Vistos, relatados e discutidos estes autos de apelação criminal n.º 211715-7, de Bandeirantes, Vara Criminal, em que é apelante Francisco Donizete de Souza e apelado, Ministério Público.
Exposição
1. Francisco Donizete de Souza foi denunciado pelo Ministério Público, perante a Vara Criminal de Bandeirantes, como incurso nas sanções do artigo 213, c.c. artigo 214, c.c. artigo 71 do Código Penal, observando-se o aumento de pena previsto no art. 226, inc. II, do Código Penal, bem como o disposto no artigo 69 do mesmo Codex, pela prática dos seguintes fatos delituosos (f. 2):
"Que em datas não definidas, no mês de maio de 1998, na residência do denunciado sita à Rua 05, 432, Vila Lordani, neste Município e Comarca, FRANCISCO DONIZETE DE SOUZA, ciente da ilicitude e reprovabilidade de sua conduta, visando a satisfação da concupiscência, por várias vezes, constrangeu sua enteada FABIANA GONÇALVES, de apenas 11 anos de idade (doc. de fls. 005), mediante o emprego de grave ameaça contra a vida da pequena criança, utilizando-se de um facão, a praticar com o mesmo relação sexual, desvirginando-a, conforme laudo de exame de conjunção carnal de fls. 007 e verso. Ainda, na mesma época, por várias vezes, também com emprego de ameaça, constrangeu a vítima FABIANA GONÇALVES à prática de coito anal, portanto, ato libidinoso diverso da conjunção carnal. Que o denunciado, em certas oportunidades, mantinha relações sexuais com FABIANA e a mãe desta MARILDA PRONA VILAR, na mesma cama, mediante ameaças de morte e a ambas".

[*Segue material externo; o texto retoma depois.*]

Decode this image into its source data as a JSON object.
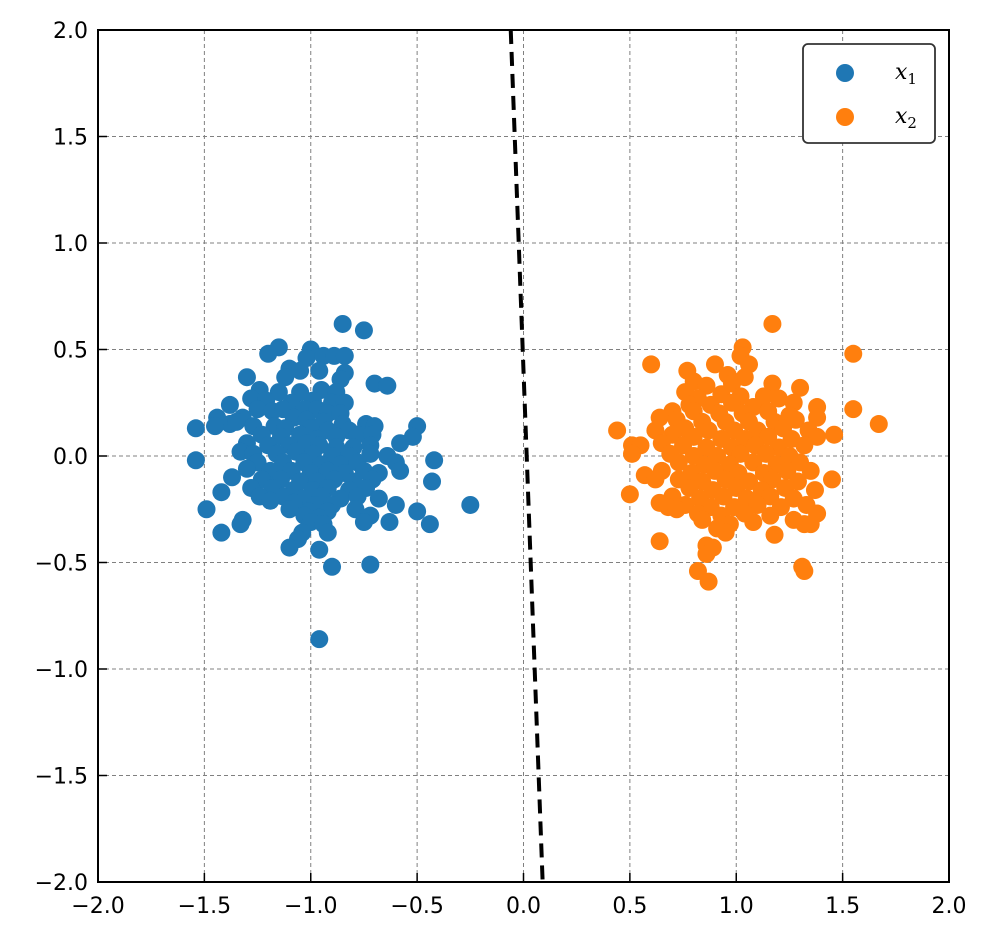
{
  "chart_data": {
    "type": "scatter",
    "title": "",
    "xlabel": "",
    "ylabel": "",
    "xlim": [
      -2.0,
      2.0
    ],
    "ylim": [
      -2.0,
      2.0
    ],
    "x_ticks": [
      -2.0,
      -1.5,
      -1.0,
      -0.5,
      0.0,
      0.5,
      1.0,
      1.5,
      2.0
    ],
    "y_ticks": [
      -2.0,
      -1.5,
      -1.0,
      -0.5,
      0.0,
      0.5,
      1.0,
      1.5,
      2.0
    ],
    "x_tick_labels": [
      "−2.0",
      "−1.5",
      "−1.0",
      "−0.5",
      "0.0",
      "0.5",
      "1.0",
      "1.5",
      "2.0"
    ],
    "y_tick_labels": [
      "−2.0",
      "−1.5",
      "−1.0",
      "−0.5",
      "0.0",
      "0.5",
      "1.0",
      "1.5",
      "2.0"
    ],
    "grid": true,
    "legend_position": "top-right",
    "series": [
      {
        "name": "x1",
        "label_base": "x",
        "label_sub": "1",
        "color": "#1f77b4",
        "points": [
          [
            -0.85,
            0.62
          ],
          [
            -0.75,
            0.59
          ],
          [
            -1.15,
            0.51
          ],
          [
            -1.2,
            0.48
          ],
          [
            -1.0,
            0.5
          ],
          [
            -1.02,
            0.46
          ],
          [
            -0.94,
            0.47
          ],
          [
            -0.89,
            0.47
          ],
          [
            -0.84,
            0.47
          ],
          [
            -1.1,
            0.41
          ],
          [
            -1.05,
            0.4
          ],
          [
            -0.96,
            0.4
          ],
          [
            -0.84,
            0.39
          ],
          [
            -1.3,
            0.37
          ],
          [
            -1.12,
            0.37
          ],
          [
            -0.86,
            0.36
          ],
          [
            -0.7,
            0.34
          ],
          [
            -0.64,
            0.33
          ],
          [
            -1.24,
            0.31
          ],
          [
            -1.15,
            0.3
          ],
          [
            -1.05,
            0.3
          ],
          [
            -0.95,
            0.31
          ],
          [
            -0.88,
            0.3
          ],
          [
            -1.28,
            0.27
          ],
          [
            -1.21,
            0.26
          ],
          [
            -1.09,
            0.25
          ],
          [
            -0.99,
            0.26
          ],
          [
            -0.9,
            0.25
          ],
          [
            -0.84,
            0.25
          ],
          [
            -1.38,
            0.24
          ],
          [
            -1.25,
            0.22
          ],
          [
            -1.18,
            0.21
          ],
          [
            -1.13,
            0.22
          ],
          [
            -1.03,
            0.22
          ],
          [
            -0.97,
            0.22
          ],
          [
            -0.92,
            0.2
          ],
          [
            -0.86,
            0.2
          ],
          [
            -1.44,
            0.18
          ],
          [
            -1.32,
            0.18
          ],
          [
            -1.08,
            0.18
          ],
          [
            -1.02,
            0.17
          ],
          [
            -0.94,
            0.16
          ],
          [
            -0.85,
            0.15
          ],
          [
            -1.38,
            0.15
          ],
          [
            -1.35,
            0.16
          ],
          [
            -1.27,
            0.14
          ],
          [
            -1.17,
            0.14
          ],
          [
            -1.12,
            0.13
          ],
          [
            -1.0,
            0.13
          ],
          [
            -0.92,
            0.12
          ],
          [
            -0.82,
            0.12
          ],
          [
            -0.74,
            0.15
          ],
          [
            -0.7,
            0.14
          ],
          [
            -0.5,
            0.14
          ],
          [
            -1.54,
            0.13
          ],
          [
            -1.45,
            0.14
          ],
          [
            -1.23,
            0.1
          ],
          [
            -1.14,
            0.09
          ],
          [
            -1.05,
            0.1
          ],
          [
            -0.97,
            0.08
          ],
          [
            -0.88,
            0.09
          ],
          [
            -0.78,
            0.1
          ],
          [
            -0.71,
            0.1
          ],
          [
            -0.52,
            0.09
          ],
          [
            -1.3,
            0.06
          ],
          [
            -1.2,
            0.05
          ],
          [
            -1.1,
            0.05
          ],
          [
            -1.02,
            0.06
          ],
          [
            -0.96,
            0.05
          ],
          [
            -0.88,
            0.04
          ],
          [
            -0.8,
            0.04
          ],
          [
            -0.72,
            0.05
          ],
          [
            -0.58,
            0.06
          ],
          [
            -1.33,
            0.02
          ],
          [
            -1.27,
            0.01
          ],
          [
            -1.16,
            0.01
          ],
          [
            -1.07,
            0.02
          ],
          [
            -0.99,
            0.01
          ],
          [
            -0.9,
            0.0
          ],
          [
            -0.82,
            0.0
          ],
          [
            -0.72,
            0.01
          ],
          [
            -0.64,
            0.0
          ],
          [
            -1.25,
            -0.03
          ],
          [
            -1.13,
            -0.03
          ],
          [
            -1.03,
            -0.03
          ],
          [
            -0.95,
            -0.04
          ],
          [
            -0.86,
            -0.04
          ],
          [
            -0.78,
            -0.03
          ],
          [
            -0.6,
            -0.03
          ],
          [
            -1.54,
            -0.02
          ],
          [
            -0.42,
            -0.02
          ],
          [
            -1.3,
            -0.06
          ],
          [
            -1.19,
            -0.07
          ],
          [
            -1.09,
            -0.07
          ],
          [
            -1.0,
            -0.08
          ],
          [
            -0.92,
            -0.07
          ],
          [
            -0.84,
            -0.08
          ],
          [
            -0.75,
            -0.07
          ],
          [
            -0.68,
            -0.08
          ],
          [
            -0.58,
            -0.07
          ],
          [
            -1.37,
            -0.1
          ],
          [
            -1.23,
            -0.11
          ],
          [
            -1.14,
            -0.11
          ],
          [
            -1.05,
            -0.12
          ],
          [
            -0.97,
            -0.12
          ],
          [
            -0.89,
            -0.11
          ],
          [
            -0.8,
            -0.12
          ],
          [
            -0.71,
            -0.11
          ],
          [
            -0.43,
            -0.12
          ],
          [
            -1.28,
            -0.15
          ],
          [
            -1.18,
            -0.15
          ],
          [
            -1.08,
            -0.16
          ],
          [
            -0.99,
            -0.16
          ],
          [
            -0.92,
            -0.15
          ],
          [
            -0.82,
            -0.16
          ],
          [
            -0.74,
            -0.15
          ],
          [
            -1.42,
            -0.17
          ],
          [
            -1.24,
            -0.19
          ],
          [
            -1.13,
            -0.19
          ],
          [
            -1.04,
            -0.2
          ],
          [
            -0.95,
            -0.19
          ],
          [
            -0.86,
            -0.2
          ],
          [
            -0.78,
            -0.19
          ],
          [
            -0.68,
            -0.2
          ],
          [
            -1.19,
            -0.21
          ],
          [
            -1.08,
            -0.22
          ],
          [
            -0.98,
            -0.23
          ],
          [
            -0.9,
            -0.23
          ],
          [
            -0.6,
            -0.23
          ],
          [
            -0.25,
            -0.23
          ],
          [
            -1.49,
            -0.25
          ],
          [
            -1.1,
            -0.25
          ],
          [
            -1.01,
            -0.26
          ],
          [
            -0.92,
            -0.26
          ],
          [
            -0.79,
            -0.25
          ],
          [
            -0.5,
            -0.26
          ],
          [
            -1.32,
            -0.3
          ],
          [
            -1.03,
            -0.28
          ],
          [
            -0.96,
            -0.29
          ],
          [
            -0.72,
            -0.28
          ],
          [
            -1.33,
            -0.32
          ],
          [
            -1.0,
            -0.31
          ],
          [
            -0.94,
            -0.32
          ],
          [
            -0.75,
            -0.31
          ],
          [
            -0.63,
            -0.31
          ],
          [
            -0.44,
            -0.32
          ],
          [
            -1.42,
            -0.36
          ],
          [
            -1.04,
            -0.36
          ],
          [
            -0.92,
            -0.36
          ],
          [
            -1.06,
            -0.39
          ],
          [
            -1.1,
            -0.43
          ],
          [
            -0.96,
            -0.44
          ],
          [
            -0.72,
            -0.51
          ],
          [
            -0.9,
            -0.52
          ],
          [
            -0.96,
            -0.86
          ]
        ]
      },
      {
        "name": "x2",
        "label_base": "x",
        "label_sub": "2",
        "color": "#ff7f0e",
        "points": [
          [
            1.17,
            0.62
          ],
          [
            1.03,
            0.51
          ],
          [
            1.55,
            0.48
          ],
          [
            1.02,
            0.47
          ],
          [
            0.6,
            0.43
          ],
          [
            0.9,
            0.43
          ],
          [
            1.06,
            0.43
          ],
          [
            0.77,
            0.4
          ],
          [
            0.96,
            0.38
          ],
          [
            1.04,
            0.37
          ],
          [
            0.8,
            0.35
          ],
          [
            0.86,
            0.33
          ],
          [
            0.98,
            0.34
          ],
          [
            1.17,
            0.34
          ],
          [
            1.3,
            0.32
          ],
          [
            0.76,
            0.3
          ],
          [
            0.93,
            0.29
          ],
          [
            1.02,
            0.28
          ],
          [
            1.13,
            0.28
          ],
          [
            0.82,
            0.27
          ],
          [
            1.2,
            0.27
          ],
          [
            1.27,
            0.25
          ],
          [
            0.78,
            0.24
          ],
          [
            0.88,
            0.24
          ],
          [
            0.98,
            0.25
          ],
          [
            1.08,
            0.23
          ],
          [
            1.38,
            0.23
          ],
          [
            1.55,
            0.22
          ],
          [
            0.7,
            0.21
          ],
          [
            0.8,
            0.21
          ],
          [
            0.92,
            0.2
          ],
          [
            1.03,
            0.2
          ],
          [
            1.15,
            0.21
          ],
          [
            1.25,
            0.19
          ],
          [
            0.64,
            0.18
          ],
          [
            0.72,
            0.17
          ],
          [
            0.84,
            0.16
          ],
          [
            0.95,
            0.16
          ],
          [
            1.06,
            0.16
          ],
          [
            1.18,
            0.16
          ],
          [
            1.28,
            0.17
          ],
          [
            1.38,
            0.18
          ],
          [
            1.67,
            0.15
          ],
          [
            0.76,
            0.13
          ],
          [
            0.87,
            0.12
          ],
          [
            0.99,
            0.12
          ],
          [
            1.1,
            0.12
          ],
          [
            1.22,
            0.13
          ],
          [
            1.34,
            0.12
          ],
          [
            0.44,
            0.12
          ],
          [
            0.62,
            0.12
          ],
          [
            0.7,
            0.1
          ],
          [
            0.8,
            0.09
          ],
          [
            0.93,
            0.08
          ],
          [
            1.04,
            0.08
          ],
          [
            1.15,
            0.09
          ],
          [
            1.26,
            0.08
          ],
          [
            1.38,
            0.09
          ],
          [
            1.46,
            0.1
          ],
          [
            0.51,
            0.05
          ],
          [
            0.55,
            0.05
          ],
          [
            0.65,
            0.06
          ],
          [
            0.75,
            0.05
          ],
          [
            0.86,
            0.04
          ],
          [
            0.98,
            0.04
          ],
          [
            1.09,
            0.05
          ],
          [
            1.2,
            0.04
          ],
          [
            1.32,
            0.05
          ],
          [
            0.51,
            0.01
          ],
          [
            0.69,
            0.01
          ],
          [
            0.8,
            0.0
          ],
          [
            0.91,
            0.0
          ],
          [
            1.02,
            0.01
          ],
          [
            1.14,
            0.01
          ],
          [
            1.25,
            0.0
          ],
          [
            0.73,
            -0.03
          ],
          [
            0.85,
            -0.04
          ],
          [
            0.97,
            -0.04
          ],
          [
            1.08,
            -0.03
          ],
          [
            1.19,
            -0.04
          ],
          [
            1.3,
            -0.03
          ],
          [
            0.65,
            -0.07
          ],
          [
            0.79,
            -0.08
          ],
          [
            0.9,
            -0.07
          ],
          [
            1.01,
            -0.08
          ],
          [
            1.13,
            -0.08
          ],
          [
            1.24,
            -0.07
          ],
          [
            1.35,
            -0.07
          ],
          [
            0.57,
            -0.09
          ],
          [
            0.73,
            -0.11
          ],
          [
            0.84,
            -0.12
          ],
          [
            0.95,
            -0.11
          ],
          [
            1.06,
            -0.12
          ],
          [
            1.17,
            -0.11
          ],
          [
            1.29,
            -0.12
          ],
          [
            1.45,
            -0.11
          ],
          [
            0.62,
            -0.11
          ],
          [
            0.78,
            -0.15
          ],
          [
            0.89,
            -0.16
          ],
          [
            1.0,
            -0.15
          ],
          [
            1.12,
            -0.16
          ],
          [
            1.23,
            -0.15
          ],
          [
            1.37,
            -0.16
          ],
          [
            0.5,
            -0.18
          ],
          [
            0.7,
            -0.19
          ],
          [
            0.83,
            -0.2
          ],
          [
            0.94,
            -0.19
          ],
          [
            1.05,
            -0.2
          ],
          [
            1.16,
            -0.19
          ],
          [
            1.27,
            -0.2
          ],
          [
            0.64,
            -0.22
          ],
          [
            0.76,
            -0.23
          ],
          [
            0.88,
            -0.24
          ],
          [
            0.99,
            -0.24
          ],
          [
            1.1,
            -0.23
          ],
          [
            1.21,
            -0.24
          ],
          [
            1.33,
            -0.23
          ],
          [
            0.68,
            -0.24
          ],
          [
            0.72,
            -0.25
          ],
          [
            0.82,
            -0.27
          ],
          [
            0.93,
            -0.28
          ],
          [
            1.04,
            -0.27
          ],
          [
            1.16,
            -0.28
          ],
          [
            1.38,
            -0.27
          ],
          [
            0.84,
            -0.3
          ],
          [
            0.97,
            -0.32
          ],
          [
            1.08,
            -0.31
          ],
          [
            1.27,
            -0.3
          ],
          [
            1.32,
            -0.32
          ],
          [
            1.35,
            -0.32
          ],
          [
            0.91,
            -0.34
          ],
          [
            0.95,
            -0.36
          ],
          [
            1.18,
            -0.37
          ],
          [
            0.64,
            -0.4
          ],
          [
            0.86,
            -0.42
          ],
          [
            0.89,
            -0.43
          ],
          [
            0.86,
            -0.46
          ],
          [
            1.31,
            -0.52
          ],
          [
            0.82,
            -0.54
          ],
          [
            1.32,
            -0.54
          ],
          [
            0.87,
            -0.59
          ]
        ]
      }
    ],
    "decision_boundary": {
      "style": "dashed",
      "color": "#000000",
      "points": [
        [
          -0.06,
          2.0
        ],
        [
          0.09,
          -2.0
        ]
      ]
    }
  }
}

1.1. Recebida a denúncia em 19/10/1999 (f. 30), o réu foi citado (fs. 38-38v.) e interrogado (fs. 39-40), praticando-se os demais atos do procedimento, com defesa prévia (f. 43), inquirição de três testemunhas arroladas pelo Ministério Público (fs. 52-54) e três testemunhas arroladas pela defesa (fs. 60-62), observância do artigo 499 do CPP (f. 63), alegações finais pelo Ministério Público (fs. 70-74) e pela defesa (fs. 76-86) e sentença (fs. 89-99), que condenou o réu como incurso nas sanções dos artigos 213 e 214, c.c. os artigos 226, inc. II, artigos 69 e 71, todos do Código Penal brasileiro e artigos 1.º, incs. V e VI, e 2.º, § 1.º, da Lei n.º 8.072/90, à pena de 19 (dezenove) anos, 08 (oito) meses e 07 (sete) dias de reclusão em regime fechado.
1.2. É contra esse respeitável provimento jurisdicional que se insurge o réu, sem recurso do Ministério Público.

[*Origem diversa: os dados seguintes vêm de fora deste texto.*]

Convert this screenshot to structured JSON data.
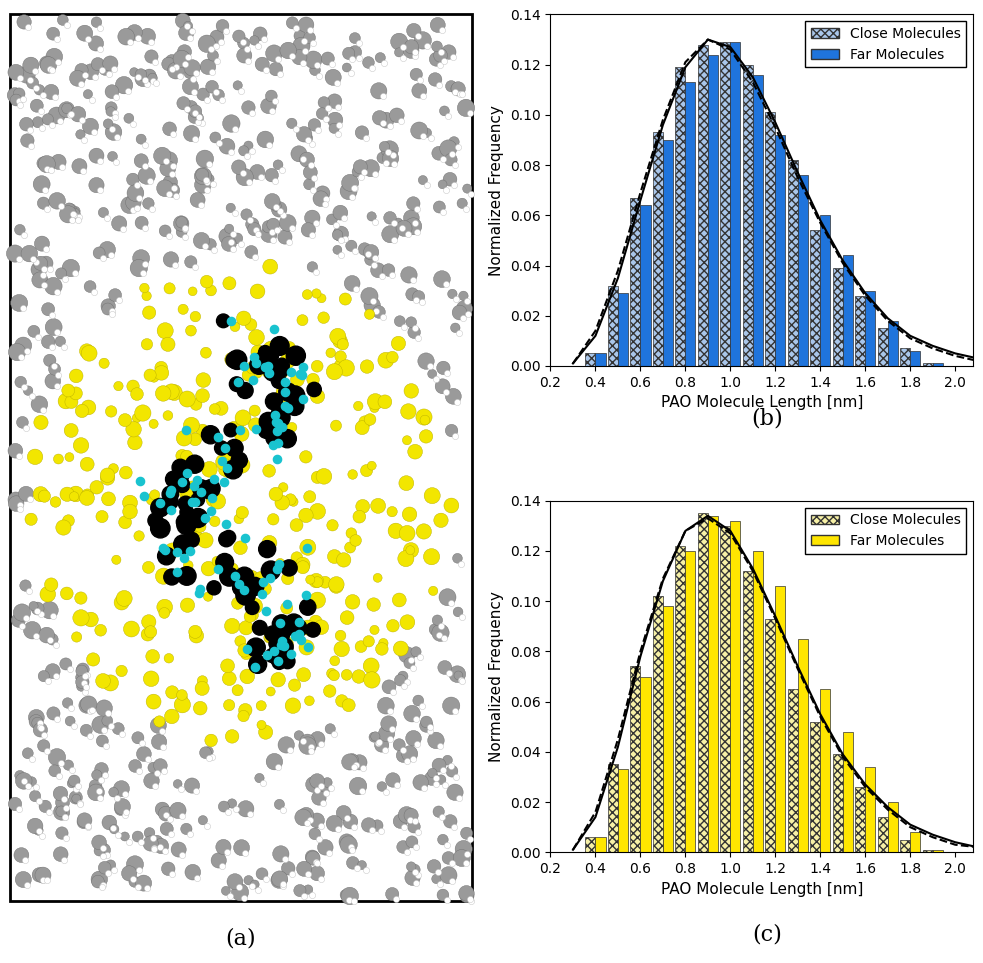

1.3. Em suas razões (fs.110-128), argumenta, em resumo, (i) que não existem provas suficientes para embasar um decreto condenatório, devendo, portanto, ser absolvido, ou (ii) ser extinta a sua punibilidade, vez que a vítima está convivendo maritalmente com terceiro.
Voto
2. O recurso merece conhecimento, na medida em que estão presentes os pressupostos de admissibilidade recursal, assim os intrínsecos (cabimento, legitimação e interesse em recorrer), como os extrínsecos (tempestividade, regularidade formal e inexistência de fato impeditivo ou extintivo do poder de recorrer).

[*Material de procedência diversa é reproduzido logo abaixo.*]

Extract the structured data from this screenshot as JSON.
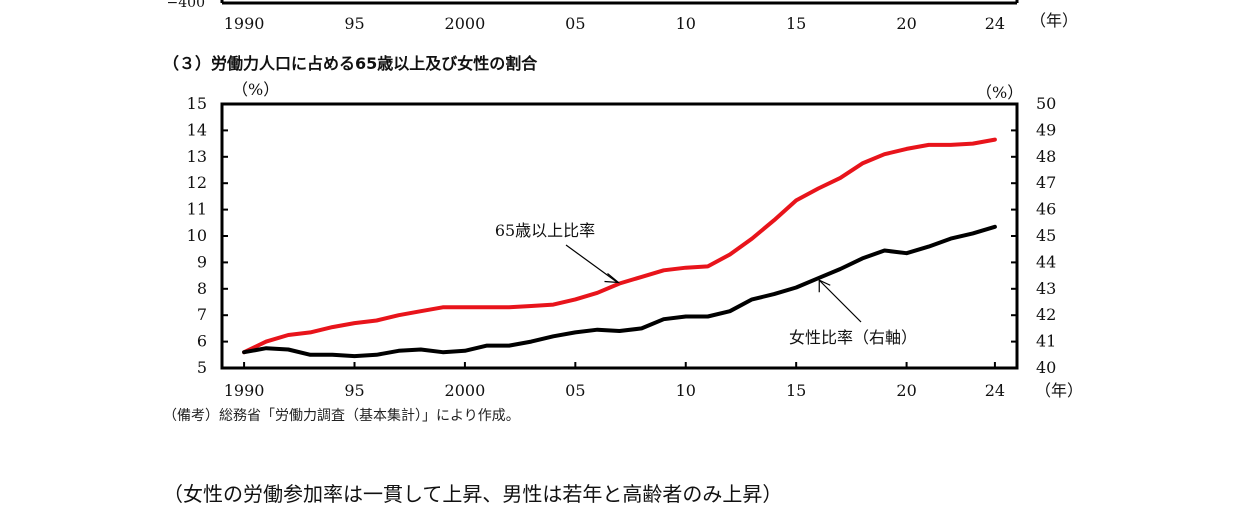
{
  "top_fragment": {
    "ytick": "−400",
    "xticks": [
      "1990",
      "95",
      "2000",
      "05",
      "10",
      "15",
      "20",
      "24"
    ],
    "xunit": "（年）"
  },
  "panel_title": "（３）労働力人口に占める65歳以上及び女性の割合",
  "source_note": "（備考）総務省「労働力調査（基本集計）」により作成。",
  "bottom_heading": "（女性の労働参加率は一貫して上昇、男性は若年と高齢者のみ上昇）",
  "colors": {
    "senior_line": "#e8141b",
    "female_line": "#000000",
    "frame": "#000000"
  },
  "chart_data": {
    "type": "line",
    "x_ticks": [
      "1990",
      "95",
      "2000",
      "05",
      "10",
      "15",
      "20",
      "24"
    ],
    "x_tick_values": [
      1990,
      1995,
      2000,
      2005,
      2010,
      2015,
      2020,
      2024
    ],
    "xunit": "（年）",
    "xlim": [
      1989,
      2025
    ],
    "left_axis": {
      "unit": "（%）",
      "ylim": [
        5,
        15
      ],
      "ticks": [
        "15",
        "14",
        "13",
        "12",
        "11",
        "10",
        "9",
        "8",
        "7",
        "6",
        "5"
      ]
    },
    "right_axis": {
      "unit": "（%）",
      "ylim": [
        40,
        50
      ],
      "ticks": [
        "50",
        "49",
        "48",
        "47",
        "46",
        "45",
        "44",
        "43",
        "42",
        "41",
        "40"
      ]
    },
    "x": [
      1990,
      1991,
      1992,
      1993,
      1994,
      1995,
      1996,
      1997,
      1998,
      1999,
      2000,
      2001,
      2002,
      2003,
      2004,
      2005,
      2006,
      2007,
      2008,
      2009,
      2010,
      2011,
      2012,
      2013,
      2014,
      2015,
      2016,
      2017,
      2018,
      2019,
      2020,
      2021,
      2022,
      2023,
      2024
    ],
    "series": [
      {
        "name": "65歳以上比率",
        "axis": "left",
        "values": [
          5.6,
          6.0,
          6.25,
          6.35,
          6.55,
          6.7,
          6.8,
          7.0,
          7.15,
          7.3,
          7.3,
          7.3,
          7.3,
          7.35,
          7.4,
          7.6,
          7.85,
          8.2,
          8.45,
          8.7,
          8.8,
          8.85,
          9.3,
          9.9,
          10.6,
          11.35,
          11.8,
          12.2,
          12.75,
          13.1,
          13.3,
          13.45,
          13.45,
          13.5,
          13.65
        ]
      },
      {
        "name": "女性比率（右軸）",
        "axis": "right",
        "values": [
          40.6,
          40.75,
          40.7,
          40.5,
          40.5,
          40.45,
          40.5,
          40.65,
          40.7,
          40.6,
          40.65,
          40.85,
          40.85,
          41.0,
          41.2,
          41.35,
          41.45,
          41.4,
          41.5,
          41.85,
          41.95,
          41.95,
          42.15,
          42.6,
          42.8,
          43.05,
          43.4,
          43.75,
          44.15,
          44.45,
          44.35,
          44.6,
          44.9,
          45.1,
          45.35
        ]
      }
    ],
    "annotations": [
      {
        "text": "65歳以上比率",
        "series": 0,
        "x": 2007
      },
      {
        "text": "女性比率（右軸）",
        "series": 1,
        "x": 2016
      }
    ]
  }
}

3. Não vai adiante a pretensão absolutória perseguida pelo réu, de nada adiantando sua negação de autoria, na polícia e em Juízo, querendo fazer crer que tudo não passou de aleivosia contra ele assacada pela vítima Fabiana Gonçalves e sua mãe (companheira do apelante), por motivo que não ficou especificado nos autos, e sob a alegação de que elas algumas vezes "contavam mentiras".
3.1. É preciso não olvidar que normalmente, em crimes desta natureza, não há testemunhas oculares, aflorando apenas a versão do réu e a da vítima, como aqui, em que a vítima, firme e seguramente, aponta o apelante como o autor dos fatos relatados na denúncia.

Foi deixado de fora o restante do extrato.